Taisei last month found about 20 columns out of 34 posts were missing some reinforcing metals in the building that will be 30 stories when completed next year in Shirokane, a neighborhood where many corporate executives live, Keiji Kobayashi, a Tokyo-based spokesman at Sekisui, said in a phone interview yesterday. Taisei is now fixing the defects by breaking the concrete and adding the necessary metals at the project sold by Sekisui, he said.

The defects came to light after Mitsubishi Estate Co. said one of its residential complexes in central Tokyo, built by Kajima Corp. (1812), is being rebuilt after construction flaws were found. Demand for homes has risen ahead of a sales tax increase to 8 percent from 5 percent in April. Housing starts rose to 980,025 units in 2013, the highest in five years, according to a land ministry report on Jan. 31.

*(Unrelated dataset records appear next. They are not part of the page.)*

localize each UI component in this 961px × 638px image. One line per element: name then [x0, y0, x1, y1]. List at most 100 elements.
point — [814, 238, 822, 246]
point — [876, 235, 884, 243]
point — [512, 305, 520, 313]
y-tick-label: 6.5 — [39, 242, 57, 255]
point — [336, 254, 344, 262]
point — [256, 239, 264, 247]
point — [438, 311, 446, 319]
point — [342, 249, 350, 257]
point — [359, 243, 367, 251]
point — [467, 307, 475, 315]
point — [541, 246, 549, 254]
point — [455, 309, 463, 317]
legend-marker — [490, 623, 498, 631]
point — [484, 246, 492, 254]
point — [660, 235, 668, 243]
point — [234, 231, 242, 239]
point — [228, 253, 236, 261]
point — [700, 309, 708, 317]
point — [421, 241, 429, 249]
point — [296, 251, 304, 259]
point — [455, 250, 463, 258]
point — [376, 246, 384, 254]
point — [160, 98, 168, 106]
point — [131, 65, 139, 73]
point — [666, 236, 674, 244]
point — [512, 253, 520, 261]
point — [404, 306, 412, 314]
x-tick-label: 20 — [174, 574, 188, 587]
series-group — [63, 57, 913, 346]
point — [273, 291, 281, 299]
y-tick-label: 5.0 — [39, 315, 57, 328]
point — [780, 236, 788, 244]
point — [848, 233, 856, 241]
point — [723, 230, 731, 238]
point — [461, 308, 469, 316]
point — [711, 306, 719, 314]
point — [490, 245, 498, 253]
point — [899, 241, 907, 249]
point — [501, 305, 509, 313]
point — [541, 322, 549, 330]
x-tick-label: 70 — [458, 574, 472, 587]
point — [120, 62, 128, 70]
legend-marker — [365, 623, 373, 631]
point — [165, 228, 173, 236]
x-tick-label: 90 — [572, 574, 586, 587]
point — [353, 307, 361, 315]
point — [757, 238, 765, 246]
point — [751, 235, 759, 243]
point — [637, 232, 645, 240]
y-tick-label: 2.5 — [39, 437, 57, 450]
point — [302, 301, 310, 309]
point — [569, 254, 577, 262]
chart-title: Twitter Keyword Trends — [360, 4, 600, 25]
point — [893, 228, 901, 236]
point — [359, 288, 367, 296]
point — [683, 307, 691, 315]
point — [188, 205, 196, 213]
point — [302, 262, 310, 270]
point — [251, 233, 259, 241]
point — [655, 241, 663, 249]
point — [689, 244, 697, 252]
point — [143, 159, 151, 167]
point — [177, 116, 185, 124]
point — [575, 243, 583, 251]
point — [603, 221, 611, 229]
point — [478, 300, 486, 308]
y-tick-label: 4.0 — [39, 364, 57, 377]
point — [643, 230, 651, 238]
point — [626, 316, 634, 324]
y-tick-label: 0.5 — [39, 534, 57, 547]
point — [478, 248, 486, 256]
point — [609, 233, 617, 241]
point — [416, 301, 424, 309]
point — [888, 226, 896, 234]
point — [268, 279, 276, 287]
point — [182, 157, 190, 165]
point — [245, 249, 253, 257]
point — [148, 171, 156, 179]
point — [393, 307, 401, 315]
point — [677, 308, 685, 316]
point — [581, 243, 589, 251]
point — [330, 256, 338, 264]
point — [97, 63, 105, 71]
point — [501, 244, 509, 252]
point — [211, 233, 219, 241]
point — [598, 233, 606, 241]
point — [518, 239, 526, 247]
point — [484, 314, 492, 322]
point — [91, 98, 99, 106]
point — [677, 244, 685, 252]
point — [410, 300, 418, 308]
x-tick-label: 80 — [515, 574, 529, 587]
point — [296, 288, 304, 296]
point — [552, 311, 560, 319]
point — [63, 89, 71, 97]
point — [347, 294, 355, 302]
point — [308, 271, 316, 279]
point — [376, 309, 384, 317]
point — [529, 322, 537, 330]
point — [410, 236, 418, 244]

“After the incident with Mitsubishi Estate, people are becoming very sensitive to this kind of information,” said Masahiro Mochizuki, an analyst at Credit Suisse Group AG. “A shortage of labor and rising material costs seems to have added a burden to the construction companies.”

Shares Drop

Sekisui shares fell 1 percent to 1,197 yen at the close of trading in Tokyo, the lowest since Aug. 30, while Taisei dropped 2.9 percent to 441 yen.

The error, found during a routine check, was made because building plans were misread, Kobayashi said. Taisei will finish fixing the building in early April and the quality of the property won’t be affected, he said, adding that the Tokyo-based builder will be responsible for any extra costs for the reinforcements. Akihiko Shimo, a Tokyo-based spokesman at Taisei, declined to comment.

Sekisui started construction of the complex in January 2013 and sold 218 units in September, with the most-expensive going for 359 million yen ($3.5 million), according to the Osaka-based company’s website. It plans to sell the rest of the apartments in the 334-unit building starting next month, it said. The handover of the apartments is expected in July 2015, it said.

“The construction companies have to secure skillful workers who can offer high-quality construction,” said Mochizuki. “Without securing skillful workers, a simple failure could reoccur.”

Demand to rebuild after the March 2011 earthquake and tsunami has contributed to the worst shortage of construction workers since 1994, according to labor ministry data. Forty-one percent of construction companies in a November survey said they didn’t have enough workers, while just 3 percent reported a surplus.